3 Ways Liberals Will Attack Amy Coney Barrett’s Catholic Faith

COMMENTARY: If a religious believer like Amy Coney Barrett is nominated to replace Ruth Bader Ginsburg on the Supreme Court, the secular dogma will live loudly in the public discourse.

(photo: Wikimedia Commons)

According to “insiders” and the betting markets, which are probably more reliable, Amy Coney Barrett may be nominated to replace Ruth Bader Ginsburg on the Supreme Court. President Trump says he’ll announce his choice on Friday or Saturday, and that it’ll be a woman.

If he nominates Barrett, liberals and pro-choicers will tell the world that she’ll impose her religion on the country.

She’s too religious, they’ll say. She won’t be fair or neutral. She won’t respect the law. She’ll deny the separation of church and state. She’ll try to impose Catholic belief. She won’t obey the First Amendment and its promise of religious freedom. And so on.

I don’t believe they’re really very worried about that. She’s a constitutional “originalist,” and they don’t want that. They don’t want anyone the president will appoint. But religion is a great stick to beat her with, because she’s serious about it. When you believe something so public as the Catholic faith, and associate yourself with something so big as the Catholic Church, you give your critics lots to hit you with. 

We’re going to hear a lot more of this kind of criticism if Barrett is nominated. The criticism will be loud and constant and just this side of hysterical. Her enemies will go through everything she has ever written, looking for weapons. The criticism won’t be fair. And they’ll make it so loudly and so constantly, you won’t be able to get a word in edgewise.

Her critics will hit her in three ways. The first treats serious Catholicism as in itself disqualifying. The second presents every belief the critic doesn’t like as “religious” and therefore forbidden. The third takes words out of context to make the victim look like a Catholic fanatic. 

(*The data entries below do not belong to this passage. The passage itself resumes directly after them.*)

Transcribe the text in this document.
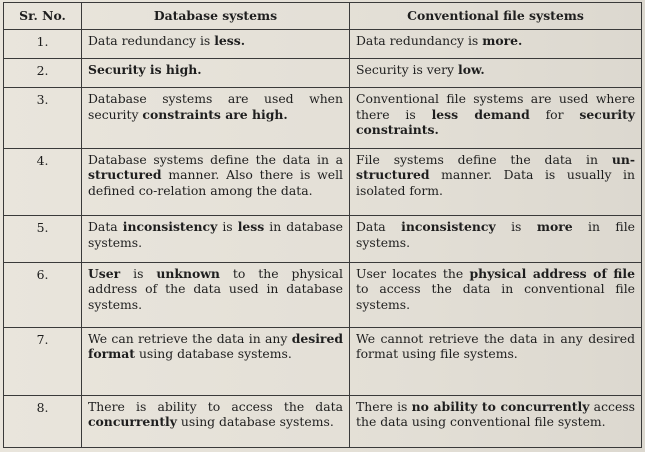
Sr. No.	Database systems	Conventional file systems
1.	Data redundancy is less.	Data redundancy is more.
2.	Security is high.	Security is very low.
3.	Database systems are used when security constraints are high.	Conventional file systems are used where there is less demand for security constraints.
4.	Database systems define the data in a structured manner. Also there is well defined co-relation among the data.	File systems define the data in un-structured manner. Data is usually in isolated form.
5.	Data inconsistency is less in database systems.	Data inconsistency is more in file systems.
6.	User is unknown to the physical address of the data used in database systems.	User locates the physical address of file to access the data in conventional file systems.
7.	We can retrieve the data in any desired format using database systems.	We cannot retrieve the data in any desired format using file systems.
8.	There is ability to access the data concurrently using database systems.	There is no ability to concurrently access the data using conventional file system.
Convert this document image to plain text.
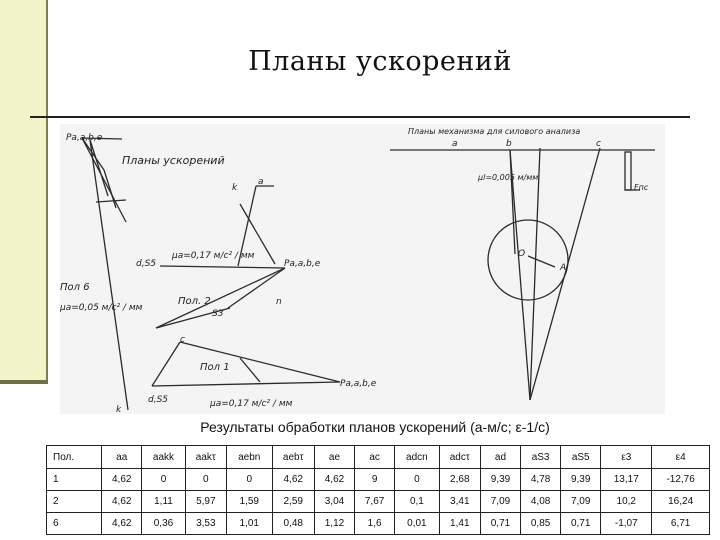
Планы ускорений
Планы ускорений
Pa,a,b,e
Пол. 2
Пол 1
Пол 6
μa=0,17 м/с² / мм
μa=0,17 м/с² / мм
μa=0,05 м/с² / мм
Pa,a,b,e
Pa,a,b,e
k
a
d,S5
n
S3
c
k
d,S5
Планы механизма для силового анализа
μl=0,005 м/мм
a	b	c
O
A
Fпс
Результаты обработки планов ускорений (a-м/с; ε-1/с)
Пол.	aa	aakk	aakτ	aebn	aebτ	ae	ac	adcn	adcτ	ad	aS3	aS5	ε3	ε4
1	4,62	0	0	0	4,62	4,62	9	0	2,68	9,39	4,78	9,39	13,17	-12,76
2	4,62	1,11	5,97	1,59	2,59	3,04	7,67	0,1	3,41	7,09	4,08	7,09	10,2	16,24
6	4,62	0,36	3,53	1,01	0,48	1,12	1,6	0,01	1,41	0,71	0,85	0,71	-1,07	6,71
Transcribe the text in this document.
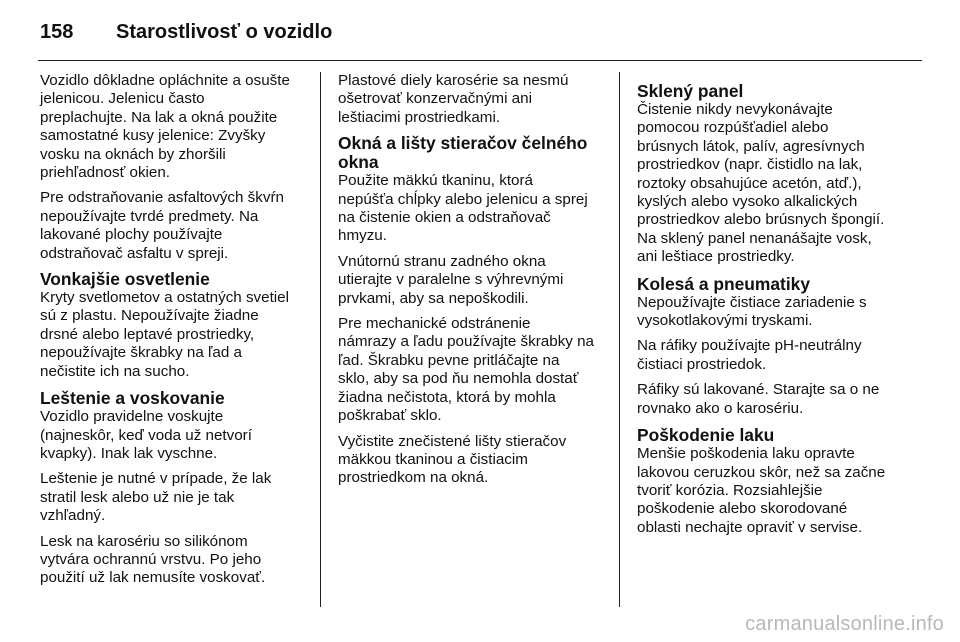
158	Starostlivosť o vozidlo

Vozidlo dôkladne opláchnite a osušte
jelenicou. Jelenicu často
preplachujte. Na lak a okná použite
samostatné kusy jelenice: Zvyšky
vosku na oknách by zhoršili
priehľadnosť okien.

Pre odstraňovanie asfaltových škvŕn
nepoužívajte tvrdé predmety. Na
lakované plochy používajte
odstraňovač asfaltu v spreji.

Vonkajšie osvetlenie

Kryty svetlometov a ostatných svetiel
sú z plastu. Nepoužívajte žiadne
drsné alebo leptavé prostriedky,
nepoužívajte škrabky na ľad a
nečistite ich na sucho.

Leštenie a voskovanie

Vozidlo pravidelne voskujte
(najneskôr, keď voda už netvorí
kvapky). Inak lak vyschne.

Leštenie je nutné v prípade, že lak
stratil lesk alebo už nie je tak
vzhľadný.

Lesk na karosériu so silikónom
vytvára ochrannú vrstvu. Po jeho
použití už lak nemusíte voskovať.

Plastové diely karosérie sa nesmú
ošetrovať konzervačnými ani
leštiacimi prostriedkami.

Okná a lišty stieračov čelného
okna

Použite mäkkú tkaninu, ktorá
nepúšťa chĺpky alebo jelenicu a sprej
na čistenie okien a odstraňovač
hmyzu.

Vnútornú stranu zadného okna
utierajte v paralelne s výhrevnými
prvkami, aby sa nepoškodili.

Pre mechanické odstránenie
námrazy a ľadu používajte škrabky na
ľad. Škrabku pevne pritláčajte na
sklo, aby sa pod ňu nemohla dostať
žiadna nečistota, ktorá by mohla
poškrabať sklo.

Vyčistite znečistené lišty stieračov
mäkkou tkaninou a čistiacim
prostriedkom na okná.

Sklený panel

Čistenie nikdy nevykonávajte
pomocou rozpúšťadiel alebo
brúsnych látok, palív, agresívnych
prostriedkov (napr. čistidlo na lak,
roztoky obsahujúce acetón, atď.),
kyslých alebo vysoko alkalických
prostriedkov alebo brúsnych špongií.
Na sklený panel nenanášajte vosk,
ani leštiace prostriedky.

Kolesá a pneumatiky

Nepoužívajte čistiace zariadenie s
vysokotlakovými tryskami.

Na ráfiky používajte pH-neutrálny
čistiaci prostriedok.

Ráfiky sú lakované. Starajte sa o ne
rovnako ako o karosériu.

Poškodenie laku

Menšie poškodenia laku opravte
lakovou ceruzkou skôr, než sa začne
tvoriť korózia. Rozsiahlejšie
poškodenie alebo skorodované
oblasti nechajte opraviť v servise.

carmanualsonline.info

These are the standard methods of trying to push Christians out of the public square. It’s useful to know how they do it.


Barrett the Dogmatist

Here’s an example of the first. Remember the dumb remark from California Sen. Dianne Feinstein three years ago, in the hearings on Barrett’s nomination to the Court of Appeals: “In your case, professor, when you read your speeches, the conclusion one draws is that the dogma lives loudly within you — and that’s of concern.” You’re supposed to shudder in horror because only fanatics hold dogmas.

As far as I can tell, Feinstein meant that Barrett really believed what she believed. That was enough to make the senator claim to be concerned, and to vote against her. The senator didn’t have to examine what she believed about the issues at hand. 

Everyone speaks from their fundamental beliefs. When Barrett speaks as a Catholic … she speaks as a Catholic. That’s what everyone with beliefs does. 

When my friends who are observant Jews speak as observant Jews, they do the same thing. When my Marxist friends speak as Marxists … they speak as Marxists. It would be weird if they didn’t.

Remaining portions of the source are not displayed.